The other day my husband was pulling out of a parking spot and we got into a car accident. It was just a fender bender but enough to cause a significant amount of damage to our car. As my husband got out of the car and approached the other driver, I heard him angrily say, “You did not signal.” The guy answered back in an agitated tone, “I did signal. You didn’t see me.” As they went back and forth, I jumped out of the car and said to the fellow, “You didn’t signal.” He looked at me and I looked at him and we both smiled and almost simultaneously said “Thank goodness no one is hurt.” Then he quickly said, “Cars are easy to fix, people are harder to fix.” As my husband called the insurance company, we introduced ourselves (his name was Tony) and just starting chatting about life. After about thirty minutes, I had to leave because I had tickets for a show uptown. My husband and Tony stayed and waited for the police. By the time by husband met me later he knew Tony’s entire life story and Tony had asked my husband to have lunch some time.
When our car was appraised, the damage was more expensive then I had expected. I have to deal with the insurance company, go to the police precinct to pick up the report and take my car to the shop to be fixed for two weeks. So it is definitely creating an inconvenience in my life, but since my conversation with Tony I don’t mind that much. I think about the moment when our eyes met and we both decided that we didn’t feel like being angry about it. There was a choice. And it’s not that having emotions are bad, it’s just that in this particular situation it was clear that we could both be angry and suffer, or accept the situation and make the best of it.
There are so many situations throughout our day that could cause us to feel angry or annoyed. For example, a kitchen appliance breaks just before a holiday dinner, we are late for an appointment because we are stuck in traffic or in the subway, our child will not go to bed on time, we have to wait on a really long line to fill a prescription or buy a cup of coffee or a friend cancels plans at the last minute; the list goes on and on. In the big picture, none of these things seem like such a big deal, but each incident can derail our mood and sometimes can take us in a direction that snowballs for the rest of the day.
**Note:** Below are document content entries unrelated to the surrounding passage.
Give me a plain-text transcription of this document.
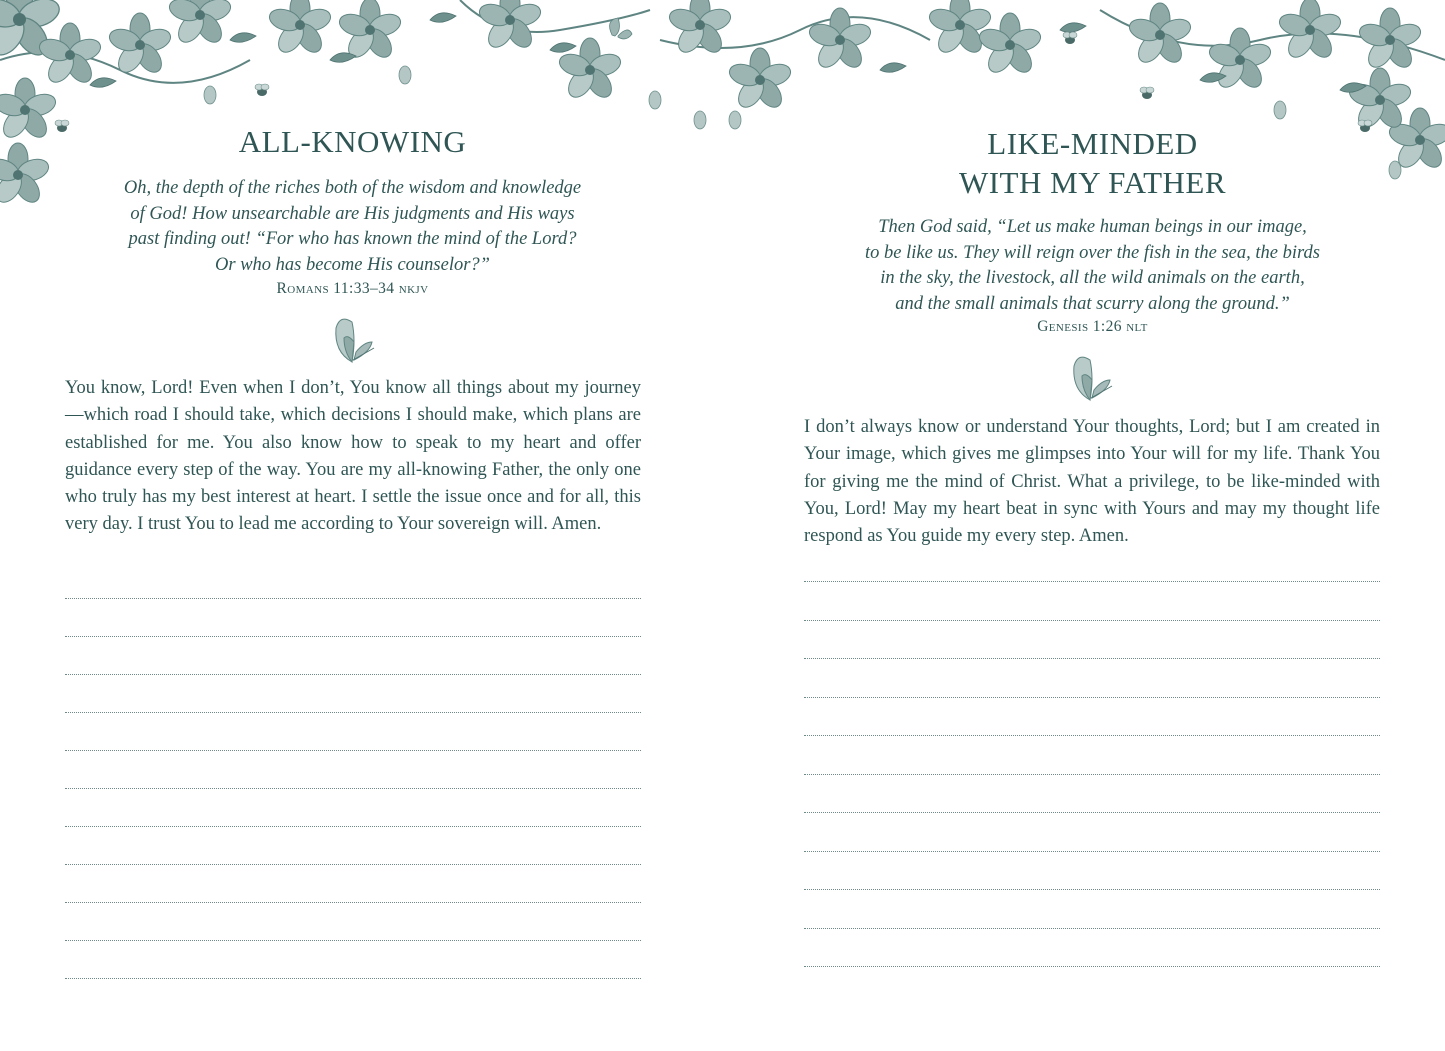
ALL-KNOWING
Oh, the depth of the riches both of the wisdom and knowledge
of God! How unsearchable are His judgments and His ways
past finding out! “For who has known the mind of the Lord?
Or who has become His counselor?”
Romans 11:33–34 nkjv
You know, Lord! Even when I don’t, You know all things about my journey—which road I should take, which decisions I should make, which plans are established for me. You also know how to speak to my heart and offer guidance every step of the way. You are my all-knowing Father, the only one who truly has my best interest at heart. I settle the issue once and for all, this very day. I trust You to lead me according to Your sovereign will. Amen.
LIKE-MINDED
WITH MY FATHER
Then God said, “Let us make human beings in our image,
to be like us. They will reign over the fish in the sea, the birds
in the sky, the livestock, all the wild animals on the earth,
and the small animals that scurry along the ground.”
Genesis 1:26 nlt
I don’t always know or understand Your thoughts, Lord; but I am created in Your image, which gives me glimpses into Your will for my life. Thank You for giving me the mind of Christ. What a privilege, to be like-minded with You, Lord! May my heart beat in sync with Yours and may my thought life respond as You guide my every step. Amen.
So how can we be more aware of our reactions to the minor collisions (pun intended) during the day? Here are a few tips.
1. The minute you feel agitation or annoyance, say to yourself “Maybe everything is still okay.” It sounds so simple but it works. It gives us just enough time to stop and get our bearings. Because most often we get upset because we have lost our way. We forget the big picture and just how insignificant this one thing that is bothering us is. We can then see we are suffering unnecessarily.
2. Breathe breathe breathe. Take 5 long breaths, in and out, slowly. You can never go wrong with this tactic; it takes the energy out of your mind and into your body. It will slow your thoughts down and allow you to see the situation more for what it is and so be less reactive.
3. Recently I took up the practice of transcendental meditation and I find that it really helps me calm my mind throughout the whole day. You could also use an object like keys or a bracelet, and focus on it, noticing all of its qualities, to bring your mind away from what is bothering you and allow some space within which to calm down.
4. Some people like to make a list of the things that are important to them and keep it with them, bringing it out and looking at it a few times a day. If a problem arises that does not fall on the list, they immediately gain some perspective on their emotions. It doesn’t mean a situation won’t bother you, but it can help align your reaction to the importance of the issue. Sure, there are difficult situations that come up each day that will not be on the list, but if it’s really not what you consider “important,” then you will be less likely to waste energy on it.
These are just a few examples of how we can choose a different, more measured reaction to a situation. It is not always easy, but always worth a try. It is not about suppressing emotions, but instead examining them and giving yourself perspective while you are in the midst of an unexpected or challenging situation. For me, what transpired in that moment after the accident saved me from being unproductively angry and aggravated these past few weeks. And that evening I was able to go uptown, enjoy the show and go out for dinner.
And who knows, MAYBE we will meet Tony for lunch some day. However, if we ever go together in a car, I will put Tony and my husband in the back seat and I will drive!